Partition control flow and replication

partition-control-flow-replication

Fig: Partition serving future control flow and partition replication mechanism in laminarmq

The partition controller future receives membership event requests membership::{join, leave, update_weight} or (paritition::*, tx) requests from the request router future.

The partition request handler handles the different requests as follows:

  • Idempotent partition::*_request: performs the necessary idempotent operation on the underlying segmented log and responds with the result on the response channel.

  • Non-idempotent partition::*_request: Leader and follower replicas handle non-idempotent replicas differently:

    • Leader replicas: Replicates non-idempotent operations on all follower partitions in the Raft group if this partition is a leader, and then applies the operation locally. This might involve first sending an Raft append request, locally writing once majority of replicas respond back, then commit-ing it locally and finally relay the commit to all other replicas. Leader replicas respond to requests only from clients. Non-idempotent requests from follower replicas are ignored.
    • Follower replicas: Follower replicas respond to non-idempotent requests only from leaders. Non-idempotent from clients are redirected to the leader. A follower replica handles non-idempotent requests by applying the changes locally in accordance with Raft.

    Once the replicas are done handling the request, they send back an appropriate response to the response channel, if present. (A redirect response is also encoded properly and sent back to the response channel).

  • membership::join(i): add {node #i} to local priority queue. If the required number of replicas is more than the current number, pop() one member from the priority queue and add it to the Raft group (making it an eligible candidate in the Raft leader election process). If the current replica is a leader, we send a partition::create(...) request. If there is no leader among the replicas, we initial the leadership election process with each replica as a candidate.

  • membership::leave(j): remove {node #j} from priority queue and Raft group if present. If {node #j} was not present in the Raft group no further action is necessary. If it was present in the Raft group, pop() another member from the priority queue, add it to the Raft group and proceed similarly as in the case of membership::join(j)

  • membership::update_weight(k): updates priority for {node #k} by recomputing rendezvous_hash for {node #k} with this partition replicas partition_id. Next, if any node in the priority queue has a higher priority than any of the nodes in the Raft group, the node with the least priority is replaced by the highest priority element from the queue. We send a partition::remove(partition_id, ...) request to {node #k}. Afterwards we proceed similarly to membership::{leave, join} requests.

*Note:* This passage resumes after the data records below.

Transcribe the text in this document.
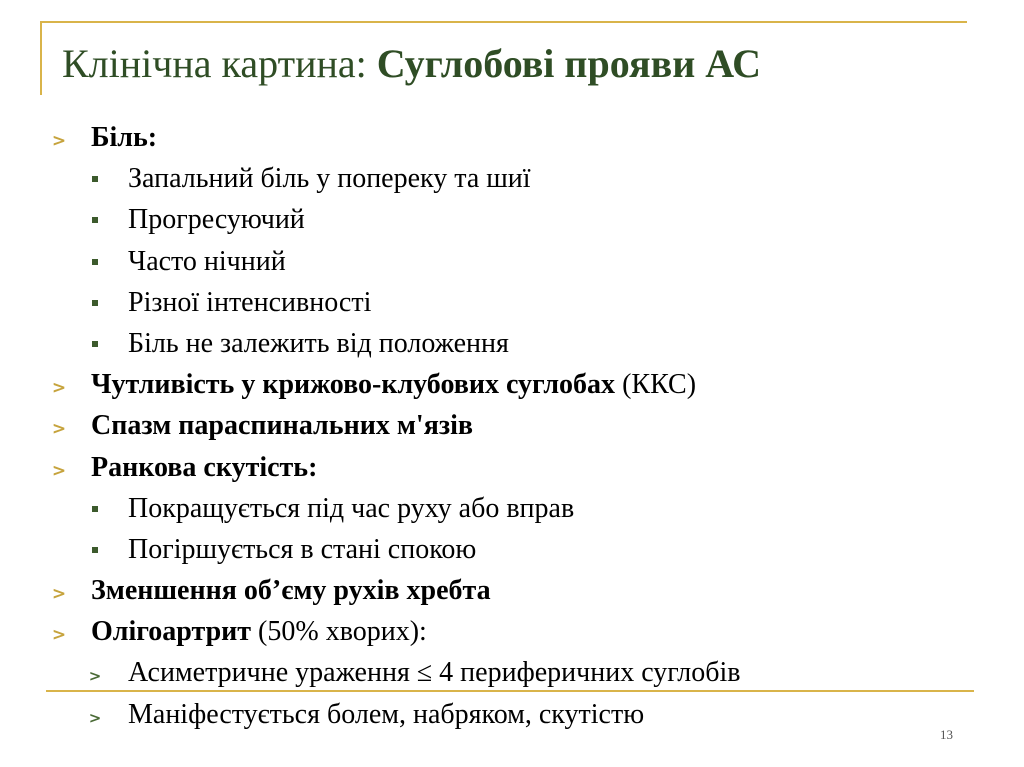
Клінічна картина: Суглобові прояви АС
> Біль:
Запальний біль у попереку та шиї
Прогресуючий
Часто нічний
Різної інтенсивності
Біль не залежить від положення
> Чутливість у крижово-клубових суглобах (ККС)
> Спазм параспинальних м'язів
> Ранкова скутість:
Покращується під час руху або вправ
Погіршується в стані спокою
> Зменшення об’єму рухів хребта
> Олігоартрит (50% хворих):
> Асиметричне ураження ≤ 4 периферичних суглобів
> Маніфестується болем, набряком, скутістю
13
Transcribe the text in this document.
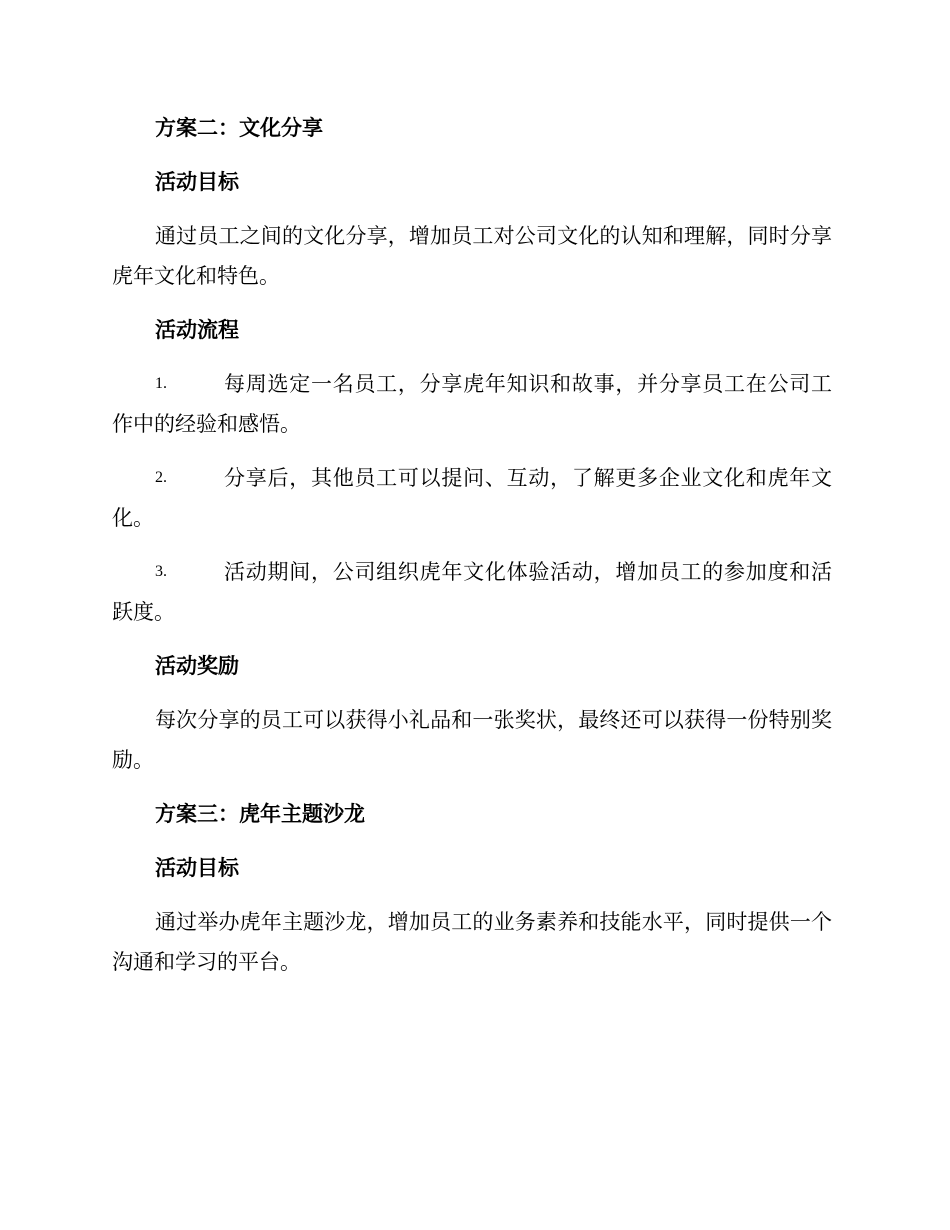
方案二：文化分享
活动目标
通过员工之间的文化分享，增加员工对公司文化的认知和理解，同时分享虎年文化和特色。
活动流程
1.	每周选定一名员工，分享虎年知识和故事，并分享员工在公司工作中的经验和感悟。
2.	分享后，其他员工可以提问、互动，了解更多企业文化和虎年文化。
3.	活动期间，公司组织虎年文化体验活动，增加员工的参加度和活跃度。
活动奖励
每次分享的员工可以获得小礼品和一张奖状，最终还可以获得一份特别奖励。
方案三：虎年主题沙龙
活动目标
通过举办虎年主题沙龙，增加员工的业务素养和技能水平，同时提供一个沟通和学习的平台。
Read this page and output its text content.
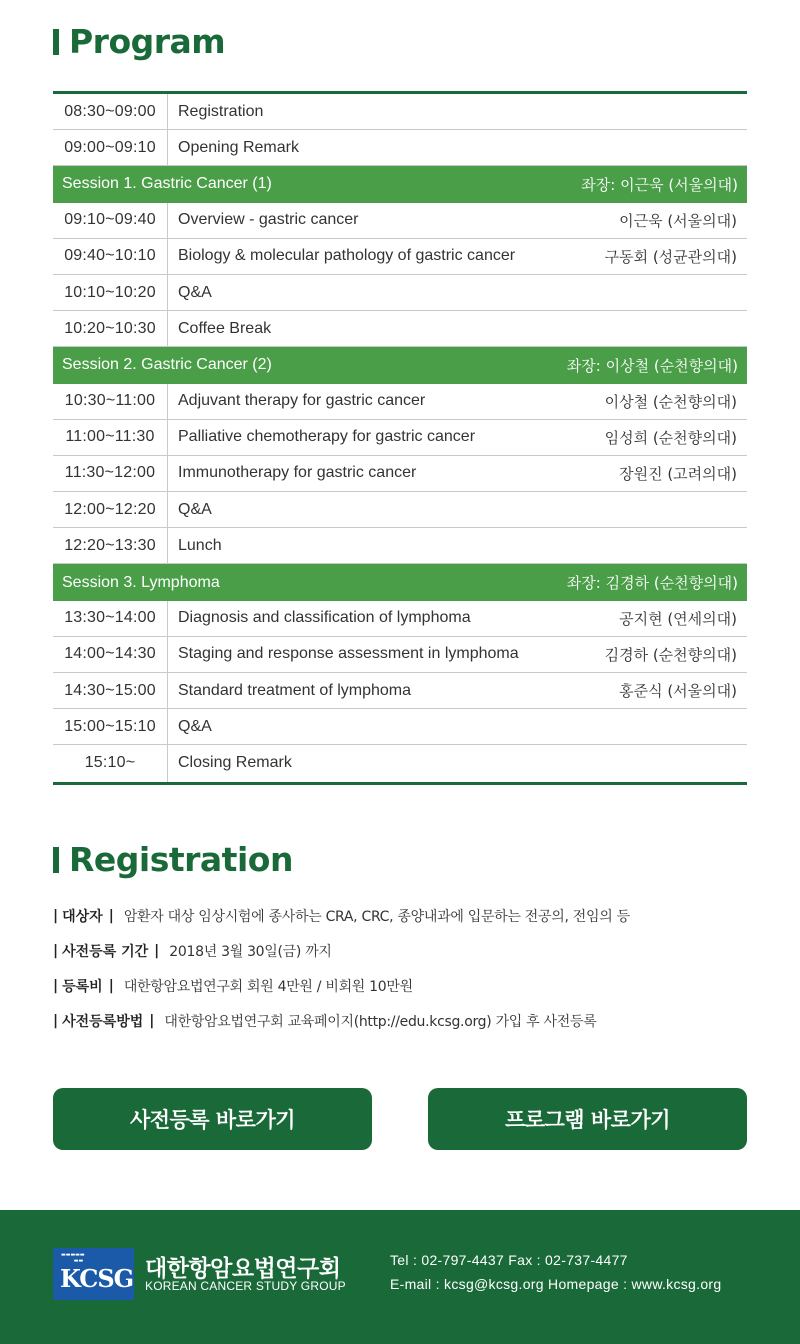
Program
08:30~09:00	Registration
09:00~09:10	Opening Remark
Session 1. Gastric Cancer (1)	좌장: 이근욱 (서울의대)
09:10~09:40	Overview - gastric cancer	이근욱 (서울의대)
09:40~10:10	Biology & molecular pathology of gastric cancer	구동회 (성균관의대)
10:10~10:20	Q&A
10:20~10:30	Coffee Break
Session 2. Gastric Cancer (2)	좌장: 이상철 (순천향의대)
10:30~11:00	Adjuvant therapy for gastric cancer	이상철 (순천향의대)
11:00~11:30	Palliative chemotherapy for gastric cancer	임성희 (순천향의대)
11:30~12:00	Immunotherapy for gastric cancer	장원진 (고려의대)
12:00~12:20	Q&A
12:20~13:30	Lunch
Session 3. Lymphoma	좌장: 김경하 (순천향의대)
13:30~14:00	Diagnosis and classification of lymphoma	공지현 (연세의대)
14:00~14:30	Staging and response assessment in lymphoma	김경하 (순천향의대)
14:30~15:00	Standard treatment of lymphoma	홍준식 (서울의대)
15:00~15:10	Q&A
15:10~	Closing Remark
Registration
| 대상자 | 암환자 대상 임상시험에 종사하는 CRA, CRC, 종양내과에 입문하는 전공의, 전임의 등
| 사전등록 기간 | 2018년 3월 30일(금) 까지
| 등록비 | 대한항암요법연구회 회원 4만원 / 비회원 10만원
| 사전등록방법 | 대한항암요법연구회 교육페이지(http://edu.kcsg.org) 가입 후 사전등록
사전등록 바로가기	프로그램 바로가기
▬▬▬▬▬
▬▬
KCSG 대한항암요법연구회
KOREAN CANCER STUDY GROUP
Tel : 02-797-4437 Fax : 02-737-4477
E-mail : kcsg@kcsg.org Homepage : www.kcsg.org
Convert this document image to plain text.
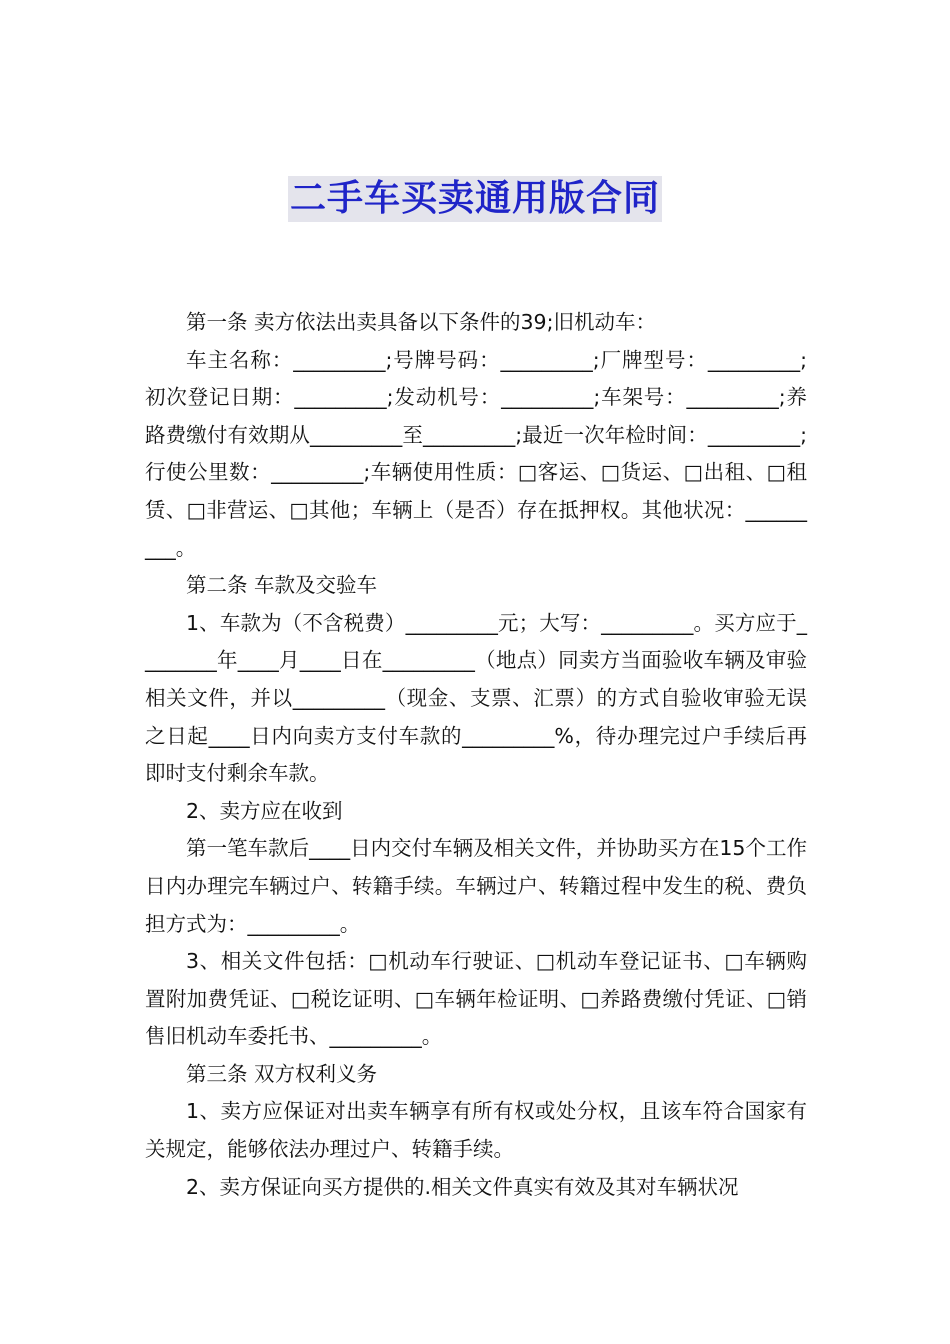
二手车买卖通用版合同

第一条 卖方依法出卖具备以下条件的39;旧机动车：

车主名称：_________;号牌号码：_________;厂牌型号：_________;初次登记日期：_________;发动机号：_________;车架号：_________;养路费缴付有效期从_________至_________;最近一次年检时间：_________;行使公里数：_________;车辆使用性质：□客运、□货运、□出租、□租赁、□非营运、□其他；车辆上（是否）存在抵押权。其他状况：_________。

第二条 车款及交验车

1、车款为（不含税费）_________元；大写：_________。买方应于________年____月____日在_________（地点）同卖方当面验收车辆及审验相关文件，并以_________（现金、支票、汇票）的方式自验收审验无误之日起____日内向卖方支付车款的_________%，待办理完过户手续后再即时支付剩余车款。

2、卖方应在收到

第一笔车款后____日内交付车辆及相关文件，并协助买方在15个工作日内办理完车辆过户、转籍手续。车辆过户、转籍过程中发生的税、费负担方式为：_________。

3、相关文件包括：□机动车行驶证、□机动车登记证书、□车辆购置附加费凭证、□税讫证明、□车辆年检证明、□养路费缴付凭证、□销售旧机动车委托书、_________。

第三条 双方权利义务

1、卖方应保证对出卖车辆享有所有权或处分权，且该车符合国家有关规定，能够依法办理过户、转籍手续。

2、卖方保证向买方提供的.相关文件真实有效及其对车辆状况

When a node goes down the appropriate membership::leave(i) message (where i is the node that went down) is sent to all the nodes in the cluster. The partition replica controllers in each node handle the membership request accordingly. In effect:

  • For every leader partition in that node:
    • if there are no other follower replicas in other nodes in it's Raft group, that partition goes down.
    • if there are other follower replicas in other nodes, there are leader elections among them and after a leader is elected, reads and writes for that partition proceed normally
  • For every follower partition in that node:
    • the remaining replicas in the same raft group continue to function in accordance with Raft's mechanisms.

For each of the partition replicas on the node that went down, new host nodes are selected using rendezvous hash priority.

In our system, we use different Raft groups for different data buckets (replica groups). CockroachDB and Tikv call this manner of using different Raft groups for different data buckets on the same node as MultiRaft.

Read more here:

Every partition controller is backed by a segmented_log for persisting records.